Torres partilha com muitos jogadores a origem humilde. O pai, Ruben (um ótimo Néstor Guzzini, também visto em Tanta Água), tem dois empregos, como vigilante e zelador. Mesmo assim, falta dinheiro para inteirar as contas, a ponto de a mãe, Marisa (a atriz e diretora Verónica Perrota, de Os Golfinhos vão para o Leste), ter de deixar a aliança de casamento como garantia no armazém para comprar comida para família (que inclui ainda dois filhos mais novos). Quando Torres leva seu time júnior de interior a uma inédita final, o pai é procurado por Rolando (o ótimo Roney Vilela, brasileiro arranhando um portunhol de raiz), um melífluo agente de jogadores que se oferece para empresariar o garoto e apresentá-lo em uma peneira a um time da capital.
Quando Torres é aprovado e começa a rapidamente a ascender nas equipes de aspirantes, o dinheiro passa a entrar e seus pais se veem confrontados com o dilema de continuar a exercer a autoridade sobre um garoto que agora é o real provedor da casa e que vê na bola o único sentido de sua vida, negligenciando estudos.
— Trabalhamos muito com Carlos (Morelli, o diretor) a relação dessa família. É uma casa em que literalmente não há o que comer. Para nós foi muito interessante trabalhar com essa contradição: vai dar, não vai dar, ele vai ter sucesso, não vai? Qual dimensão de sacrifício está envolvida ali, em que se sacrifica um filho em nome da família? Ao mesmo tempo, aquele é o sonho desse menino. No fim, a mãe é quem assina o contrato de liberação, porque ela acredita mais nesse sonho, até por ser quem testemunha em casa o tempo todo a aflição de não ter o que dar de comer aos filhos — comentou Verónica Perrota no debate seguinte à exibição, realizado na manhã de quarta.
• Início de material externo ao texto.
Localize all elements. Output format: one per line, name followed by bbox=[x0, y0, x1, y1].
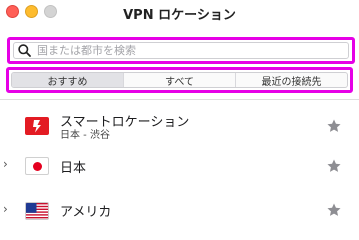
tabs-highlight: おすすめ すべて 最近の接続先 bbox=[6, 67, 353, 93]
location-subtitle: 日本 - 渋谷 bbox=[60, 130, 110, 141]
window-title: VPN ロケーション bbox=[123, 8, 236, 23]
tab-all[interactable]: すべて bbox=[124, 73, 236, 87]
usa-flag-icon bbox=[25, 202, 49, 220]
title-bar: VPN ロケーション bbox=[0, 0, 359, 26]
favorite-star-icon[interactable] bbox=[326, 158, 342, 174]
search-field[interactable] bbox=[13, 42, 349, 59]
location-name: 日本 bbox=[60, 161, 87, 176]
tab-recommended[interactable]: おすすめ bbox=[12, 73, 124, 87]
location-row-smart[interactable]: スマートロケーション 日本 - 渋谷 bbox=[0, 104, 359, 148]
chevron-right-icon[interactable]: › bbox=[3, 157, 8, 171]
chevron-right-icon[interactable]: › bbox=[3, 202, 8, 216]
location-name: アメリカ bbox=[60, 205, 112, 220]
location-row-usa[interactable]: › アメリカ bbox=[0, 190, 359, 234]
search-icon bbox=[18, 44, 31, 57]
search-highlight bbox=[7, 37, 355, 64]
segmented-tabs: おすすめ すべて 最近の接続先 bbox=[11, 72, 348, 88]
list-divider bbox=[0, 99, 359, 100]
japan-flag-icon bbox=[25, 157, 49, 175]
tab-recent[interactable]: 最近の接続先 bbox=[236, 73, 347, 88]
location-row-japan[interactable]: › 日本 bbox=[0, 144, 359, 188]
favorite-star-icon[interactable] bbox=[326, 202, 342, 218]
smart-location-icon bbox=[25, 117, 49, 135]
search-input[interactable] bbox=[37, 44, 317, 57]
favorite-star-icon[interactable] bbox=[326, 118, 342, 134]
As seduções da fama e o ambiente brutal da preparação de um jogador em um futebol cada vez mais competitivo e globalizado também são alvos de um retrato meticuloso. Ao mesmo tempo, o filme não esquece sua origem como livro juvenil e mantém o tom leve e colorido, enfatizado por uma fotografia clara e luminosa, necessária para retratar esta fábula no mundo da bola. O protagonista, o jovem Facundo Campelo, foi "peneirado" entre juniores de equipes uruguaias, para garantir que pudesse executar em cena os lances futebolísticos apresentados no filme.
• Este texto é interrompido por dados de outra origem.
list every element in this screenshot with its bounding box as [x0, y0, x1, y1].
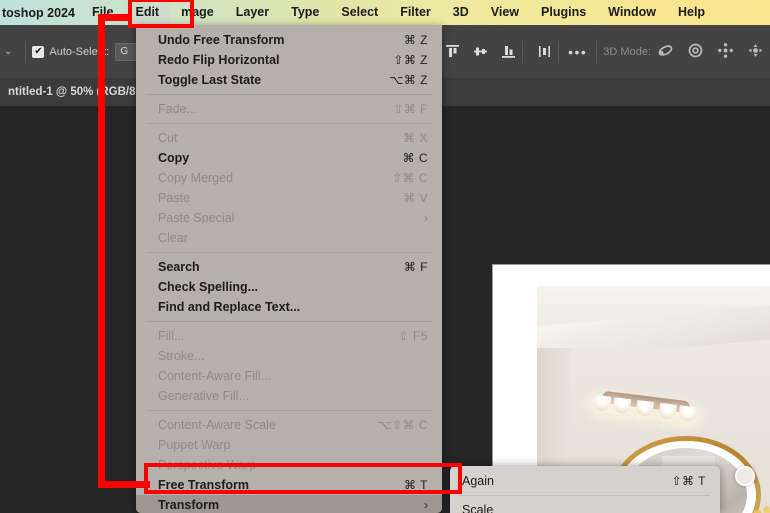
submenu-item-again[interactable]: Again ⇧⌘ T — [450, 471, 720, 491]
align-vertical-centers-icon[interactable] — [473, 44, 488, 59]
more-options-icon[interactable]: ••• — [565, 44, 590, 60]
align-top-edges-icon[interactable] — [445, 44, 460, 59]
3d-slide-icon[interactable] — [747, 43, 764, 61]
menu-item-stroke[interactable]: Stroke... — [136, 346, 442, 366]
menu-item-copy[interactable]: Copy ⌘ C — [136, 148, 442, 168]
edit-dropdown-menu[interactable]: Undo Free Transform ⌘ Z Redo Flip Horizo… — [136, 25, 442, 513]
submenu-chevron-icon: › — [424, 498, 428, 512]
menu-separator — [146, 410, 432, 411]
menubar-item-select[interactable]: Select — [330, 0, 389, 25]
menu-item-toggle-last-state[interactable]: Toggle Last State ⌥⌘ Z — [136, 70, 442, 90]
edit-menu-highlight-box — [128, 0, 194, 28]
distribute-tools — [537, 44, 552, 59]
menubar-item-3d[interactable]: 3D — [442, 0, 480, 25]
annotation-connector-horizontal-bottom — [98, 481, 150, 488]
menu-item-paste-special[interactable]: Paste Special › — [136, 208, 442, 228]
menu-item-find-and-replace-text[interactable]: Find and Replace Text... — [136, 297, 442, 317]
menu-item-clear[interactable]: Clear — [136, 228, 442, 248]
chevron-down-icon[interactable]: ⌄ — [0, 46, 19, 57]
menu-item-content-aware-fill[interactable]: Content-Aware Fill... — [136, 366, 442, 386]
divider — [558, 40, 560, 63]
menu-item-generative-fill[interactable]: Generative Fill... — [136, 386, 442, 406]
menu-item-copy-merged[interactable]: Copy Merged ⇧⌘ C — [136, 168, 442, 188]
3d-mode-tools — [657, 42, 764, 61]
menu-item-paste[interactable]: Paste ⌘ V — [136, 188, 442, 208]
menu-separator — [146, 321, 432, 322]
menu-item-puppet-warp[interactable]: Puppet Warp — [136, 435, 442, 455]
menu-separator — [146, 123, 432, 124]
menu-separator — [460, 495, 710, 496]
3d-roll-icon[interactable] — [687, 43, 704, 61]
menubar-item-filter[interactable]: Filter — [389, 0, 442, 25]
divider — [522, 40, 524, 63]
submenu-item-scale[interactable]: Scale — [450, 500, 720, 513]
menu-item-fade[interactable]: Fade... ⇧⌘ F — [136, 99, 442, 119]
menubar-item-layer[interactable]: Layer — [225, 0, 280, 25]
transform-submenu[interactable]: Again ⇧⌘ T Scale — [450, 466, 720, 513]
menubar-item-view[interactable]: View — [480, 0, 530, 25]
menu-item-transform[interactable]: Transform › — [136, 495, 442, 513]
menu-item-check-spelling[interactable]: Check Spelling... — [136, 277, 442, 297]
menubar-item-help[interactable]: Help — [667, 0, 716, 25]
menu-item-redo-flip-horizontal[interactable]: Redo Flip Horizontal ⇧⌘ Z — [136, 50, 442, 70]
3d-mode-label: 3D Mode: — [603, 45, 651, 58]
flower-arrangement — [733, 504, 770, 513]
annotation-connector-vertical — [98, 14, 105, 488]
3d-orbit-icon[interactable] — [657, 43, 674, 61]
divider — [25, 40, 27, 63]
menu-item-cut[interactable]: Cut ⌘ X — [136, 128, 442, 148]
menu-item-search[interactable]: Search ⌘ F — [136, 257, 442, 277]
app-title: toshop 2024 — [2, 5, 75, 20]
menu-item-undo-free-transform[interactable]: Undo Free Transform ⌘ Z — [136, 30, 442, 50]
3d-pan-icon[interactable] — [717, 42, 734, 61]
menu-item-fill[interactable]: Fill... ⇧ F5 — [136, 326, 442, 346]
menu-separator — [146, 252, 432, 253]
photoshop-window: toshop 2024 File Edit mage Layer Type Se… — [0, 0, 770, 513]
transform-item-highlight-box — [144, 463, 462, 494]
document-tab[interactable]: ntitled-1 @ 50% (RGB/8 — [0, 78, 144, 106]
distribute-horizontal-icon[interactable] — [537, 44, 552, 59]
align-bottom-edges-icon[interactable] — [501, 44, 516, 59]
menubar-item-plugins[interactable]: Plugins — [530, 0, 597, 25]
submenu-chevron-icon: › — [424, 211, 428, 225]
menubar-item-type[interactable]: Type — [280, 0, 330, 25]
menubar-item-window[interactable]: Window — [597, 0, 667, 25]
menu-item-content-aware-scale[interactable]: Content-Aware Scale ⌥⇧⌘ C — [136, 415, 442, 435]
auto-select-checkbox[interactable]: ✔ — [32, 45, 45, 58]
align-tools — [445, 44, 516, 59]
menu-separator — [146, 94, 432, 95]
menu-bar: toshop 2024 File Edit mage Layer Type Se… — [0, 0, 770, 25]
divider — [596, 40, 598, 63]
— Nós sabíamos que o futebol é de difícil representação no cinema porque vemos futebol o tempo todo, na TV, então, para alcançar a verossimilhança durante as cenas de jogos, principalmente os lances de Tito, um jovem com potencial de craque, precisávamos de um ator que fosse também jogador. Fizemos uma seleção entre vários e encontramos o que precisávamos em Facundo — comentou Tatiana Sager, coprodutora brasileira do filme.
Mi Mundial deve estrear no Brasil em novembro.